City creates parking lot for RVs and permit program for others to park on streets

BY EMILY MIBACH
Daily Post Staff Writer

The Redwood City Council last night (Aug. 24) unanimously approved a two-year $1.7 million plan to open an overnight parking lot for 30-50 RVs, and a permit program for the remaining RVs to park on city streets.

The RVs that aren’t able to park next to the Maple Street jail, east of Highway 101, will have to move their RVs every five days.

RVs that park in the lot by the jail can only park from 5 p.m. to 9 a.m. due to state law, according to Assistant City Manager Alex Khojikian.

Up to 110 RVs will get a permit from the city. This will reinstate a ban on overnight RV parking on city streets. It does not, however, ban people from sleeping in vehicles, said Capt. Ashley Osborne.

Some speakers thought it is a problem that the RV dwellers will have to move around, specifically relating to an upcoming street cleaning on Walnut Street, where many RVs park right now.

But RV resident Will Bosset said that moving around every few days is not a hardship for most in his situation.
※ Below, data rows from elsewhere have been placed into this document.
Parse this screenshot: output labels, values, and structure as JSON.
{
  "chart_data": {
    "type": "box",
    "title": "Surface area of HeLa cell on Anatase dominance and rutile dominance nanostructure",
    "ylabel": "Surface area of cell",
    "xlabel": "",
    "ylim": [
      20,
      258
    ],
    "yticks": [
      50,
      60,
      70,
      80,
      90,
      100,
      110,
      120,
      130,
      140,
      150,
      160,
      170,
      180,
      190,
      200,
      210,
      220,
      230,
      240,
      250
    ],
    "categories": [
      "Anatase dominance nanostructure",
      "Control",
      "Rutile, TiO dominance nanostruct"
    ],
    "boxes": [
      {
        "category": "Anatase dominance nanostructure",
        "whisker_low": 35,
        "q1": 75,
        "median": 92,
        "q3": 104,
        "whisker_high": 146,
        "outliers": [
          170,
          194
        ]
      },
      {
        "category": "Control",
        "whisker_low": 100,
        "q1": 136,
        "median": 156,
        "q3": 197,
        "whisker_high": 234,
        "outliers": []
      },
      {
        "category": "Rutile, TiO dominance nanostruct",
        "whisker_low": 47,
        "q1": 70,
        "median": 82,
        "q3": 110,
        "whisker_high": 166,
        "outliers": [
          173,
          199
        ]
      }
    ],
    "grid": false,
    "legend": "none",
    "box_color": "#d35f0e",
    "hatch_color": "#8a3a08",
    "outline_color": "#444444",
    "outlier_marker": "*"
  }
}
However, his main worry was finding parking for RVs during the day.

Meanwhile, council candidate Lissette Espinoza-Garnica criticized the program for potentially ticketing people if they don’t move their RVs and for not allowing felons into the program. City Community Services Manager Teri Chin confirmed that people convicted of a violent felony in the past two years would not be eligible for the program.

Aside from being able to park in the city or the lot, RV residents will be able to work with social workers who will help them find stable housing or other help they may need.

Chin said that the stable housing may come in the way of getting someone a space at an RV park, getting them housing vouchers, or finding ways to help people put down a security and first-month deposit on an apartment.

Others, such as a woman who only identified herself as Susan, said that the city really ought to run this program for longer than two years since it is likely more people will become homeless because of the economic recession caused by the coronavirus shutdown.

Councilwoman Diana Reddy said the program is for two years because that is the length of the city’s budget cycle. Reddy promised that as long as she is on council, some sort of program for helping the homeless will be in place.

The site of the RV lot is where the county wants to build a homeless shelter.

On July 13, the council discussed a land swap with the county government, but after pushback from residents who said that the land was purchased for a park.

The city is considering trading properties with San Mateo County to finish an extension of Blomquist Street west across Redwood Creek, thereby connecting the One Marina neighborhood to Seaport Boulevard. Ultimately, the council told City Manager Melissa Stevenson Diaz to look at trading a smaller amount of land or leasing land instead of giving it up.